It is rather embarrassing for Nick and Honey, to watch a couple they barely know throwing harsh accusations towards each other, but their facade of politeness soon dissolves, after Honey mentions that Martha tells her, they have a son and the next day happens to be his sixteenth birthday, and George suddenly turns infuriated. Abetted by the steady intake of alcohol, the game of “humiliating the host” runs amok (a broken bottle and an unexpected gun scare), Honey is the first who cannot hold her liquor. During her vomit break, the onlooker becomes a participant, Nick removes the guard and divulges his own true feelings of marrying Honey after George tells him a disturbing story of a boy accidentally kills his both parents (in two separate cases), it will boomerang at the game of “get the guests” in a roadhouse and escalates the drama into “hump the hostess”.
Eventually, the exhausting cocktail of frustration, complaint, discontent, jealousy, self-contempt and self-destruction has been subsumed to the division between reality and pure illusion, it is something Nick finally realises, and it is the theme has been foreshadowed all along the film, ever since Martha breaks the rules of the game, George has been hell-bent to use the ace in the hole to win the final round, however, the end result is ever so futile, after a long and dragging night, truth is brought to the open, but after a sound sleep and the catalyst of alcohol, little will change for George and Martha and as for Nick and Honey, their ill-matched, lies-riddled young matrimony is destined for a sad ending, what a pessimistic take on modern marriage, yet the impetus is so thrilling and palpable.
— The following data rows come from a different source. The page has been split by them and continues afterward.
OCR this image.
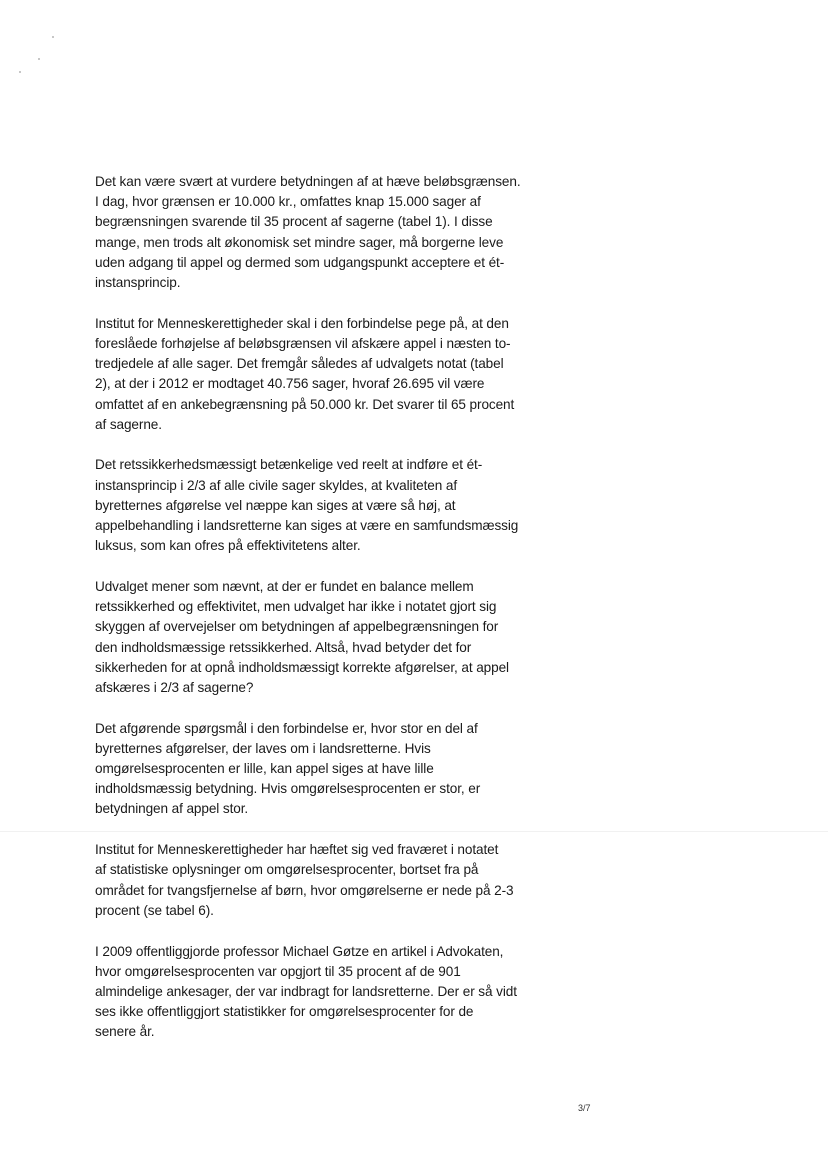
Det kan være svært at vurdere betydningen af at hæve beløbsgrænsen.
I dag, hvor grænsen er 10.000 kr., omfattes knap 15.000 sager af
begrænsningen svarende til 35 procent af sagerne (tabel 1). I disse
mange, men trods alt økonomisk set mindre sager, må borgerne leve
uden adgang til appel og dermed som udgangspunkt acceptere et ét-
instansprincip.

Institut for Menneskerettigheder skal i den forbindelse pege på, at den
foreslåede forhøjelse af beløbsgrænsen vil afskære appel i næsten to-
tredjedele af alle sager. Det fremgår således af udvalgets notat (tabel
2), at der i 2012 er modtaget 40.756 sager, hvoraf 26.695 vil være
omfattet af en ankebegrænsning på 50.000 kr. Det svarer til 65 procent
af sagerne.

Det retssikkerhedsmæssigt betænkelige ved reelt at indføre et ét-
instansprincip i 2/3 af alle civile sager skyldes, at kvaliteten af
byretternes afgørelse vel næppe kan siges at være så høj, at
appelbehandling i landsretterne kan siges at være en samfundsmæssig
luksus, som kan ofres på effektivitetens alter.

Udvalget mener som nævnt, at der er fundet en balance mellem
retssikkerhed og effektivitet, men udvalget har ikke i notatet gjort sig
skyggen af overvejelser om betydningen af appelbegrænsningen for
den indholdsmæssige retssikkerhed. Altså, hvad betyder det for
sikkerheden for at opnå indholdsmæssigt korrekte afgørelser, at appel
afskæres i 2/3 af sagerne?

Det afgørende spørgsmål i den forbindelse er, hvor stor en del af
byretternes afgørelser, der laves om i landsretterne. Hvis
omgørelsesprocenten er lille, kan appel siges at have lille
indholdsmæssig betydning. Hvis omgørelsesprocenten er stor, er
betydningen af appel stor.

Institut for Menneskerettigheder har hæftet sig ved fraværet i notatet
af statistiske oplysninger om omgørelsesprocenter, bortset fra på
området for tvangsfjernelse af børn, hvor omgørelserne er nede på 2-3
procent (se tabel 6).

I 2009 offentliggjorde professor Michael Gøtze en artikel i Advokaten,
hvor omgørelsesprocenten var opgjort til 35 procent af de 901
almindelige ankesager, der var indbragt for landsretterne. Der er så vidt
ses ikke offentliggjort statistikker for omgørelsesprocenter for de
senere år.

3/7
The quartet performers, the harridan, the doormat, the climber and the flaky, are marvellous to behold. Taylor inconceivably transmogrifies herself into an unglamorous shrew (she was only 33 then) with the campiest and most relentless verbal strafing, she is the devil of language, while Burton takes the soapbox to unreservedly exhibit George’s more sophisticated inner feelings and bellows out his lines with soul-stirring cadence. Segal and Dennis, mirror a different specimen of incompatible personalities, are both at the top of their games. The film is nominated for 13 Oscars (with 5 wins, including for Taylor and Dennis) and is one of only two films to be nominated in every eligible category (the other one is CIMARRON 1931), a record cannot be exceeded by latecomers, it is rather absurd to image in today’s weather, any theatre-based piece of work with the similar scale (Roman Polanski’s CARNAGE 2011, is the latest cousin in my mind) can harvest all the top honours (especially outside the the acting branches) wholesale and that’s the legacy behind this forcible masterpiece pitilessly scrutinising the most surreptitious human stains.